Spanish with a distinct accent (Cubans tend to "swallow" parts of words); limited English in the more tourist establishments. It's always useful to know a few phrases:
Por favor: Please
Gracias: Thank you
Cuanto es?: How much?
Donde esta?: Where is?
Quiero: I want
Dejame en paz: Leave me alone
Habla usted ingles?: Do you speak English?
As with the whole of the rest of the country, Santiago de Cuba has benefitted greatly from the relaxation of the laws restricting the ownership and size of privately run restaurants, known as paladars. While not quite at the cutting edge of cuisine, there are a number worth seeking out both in the town center and slightly outside.
Compay Gallo leads the charge when it comes to reinventing Cuban cuisine, with interesting twists on traditional dishes such as rice and fried beans, served and presented in a stylish way. Perhaps the oddest dish is the shrimp cocktail, which has a live fish swimming around in a bowl below the dish. The setting is lovely, on two floors with a waterfall. It's just a few blocks from Parque Cespedes. (San German No. 503, corner of C/Carniceria)
Rumba Cafe is a good central spot to grab a sandwich or a snack at a reasonable price. Each drink includes a little tapa, Spanish style.
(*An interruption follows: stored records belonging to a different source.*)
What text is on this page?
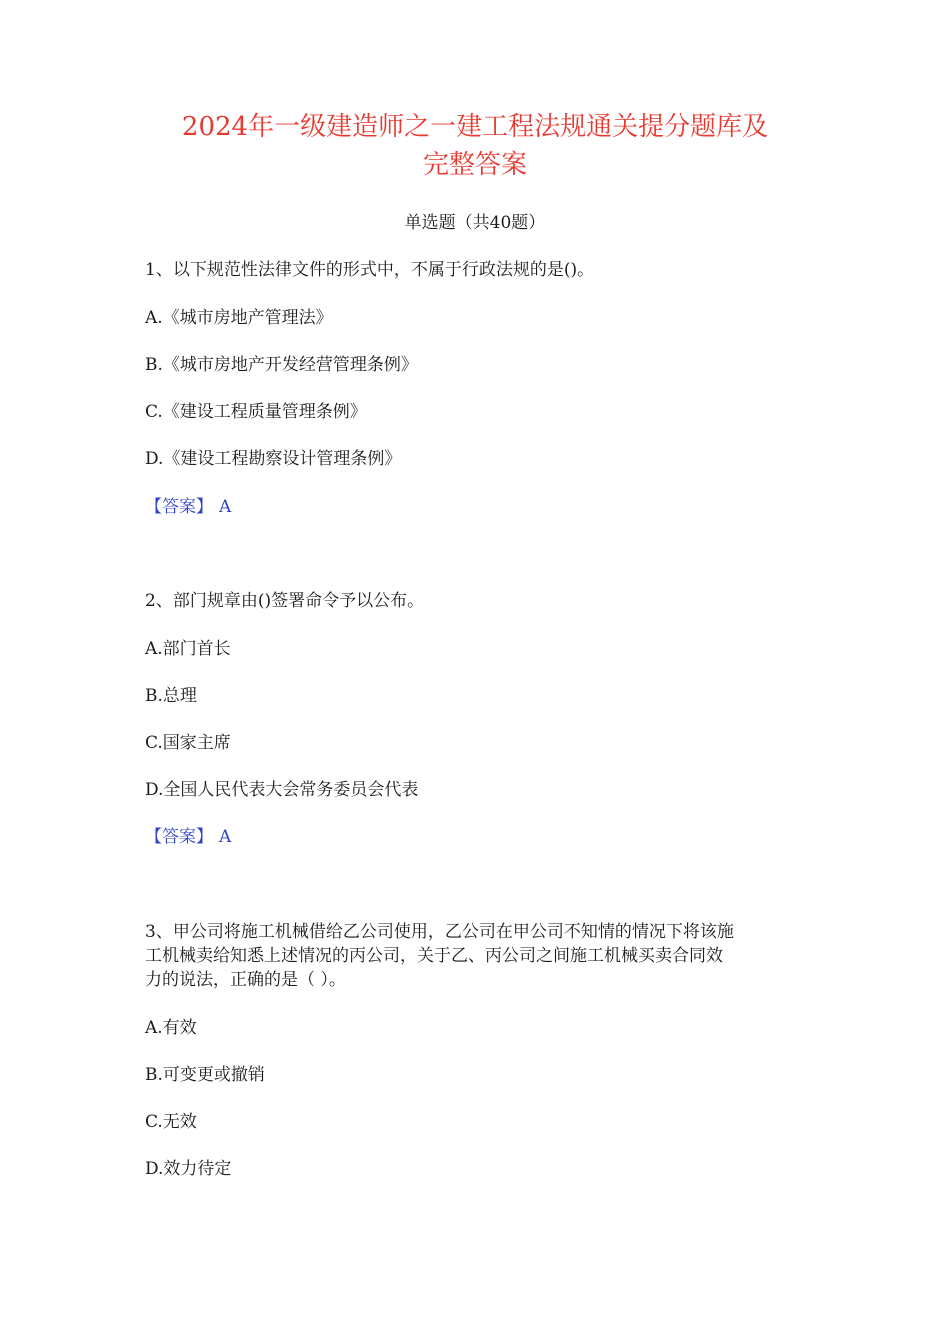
2024年一级建造师之一建工程法规通关提分题库及
完整答案

单选题（共40题）

1、以下规范性法律文件的形式中，不属于行政法规的是()。

A.《城市房地产管理法》

B.《城市房地产开发经营管理条例》

C.《建设工程质量管理条例》

D.《建设工程勘察设计管理条例》

【答案】 A

2、部门规章由()签署命令予以公布。

A.部门首长

B.总理

C.国家主席

D.全国人民代表大会常务委员会代表

【答案】 A

3、甲公司将施工机械借给乙公司使用，乙公司在甲公司不知情的情况下将该施

工机械卖给知悉上述情况的丙公司，关于乙、丙公司之间施工机械买卖合同效

力的说法，正确的是（ ）。

A.有效

B.可变更或撤销

C.无效

D.效力待定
Service is excellent, and there's a shady patio at the back. (San Felix 455)
It's worth jumping in a cab to make a visit to El Palenquito, located about 10 minutes from the city center. Ranked first in TripAdvisor's ratings, this paladar is located on a quiet residential street and has a barbecue pit. Suckling pig, roasted chicken and seafood kebabs are on the menu, which will set you back 8 CUC per person, which is a real bargain. (Avenida de Rio 28, Calle 6 y Carretera del Caney)
Hunt the streets running behind the central square Parque Cespedes, where you'll find shops full of souvenirs, with wooden carvings the most popular, as well as castanets, cigar boxes and paintings. You can negotiate a bargain if you are prepared to haggle or buy more than one item.
With Daiquiri beach nearby and Santiago being home to the island's first rum factory, it has to be a daiquiri.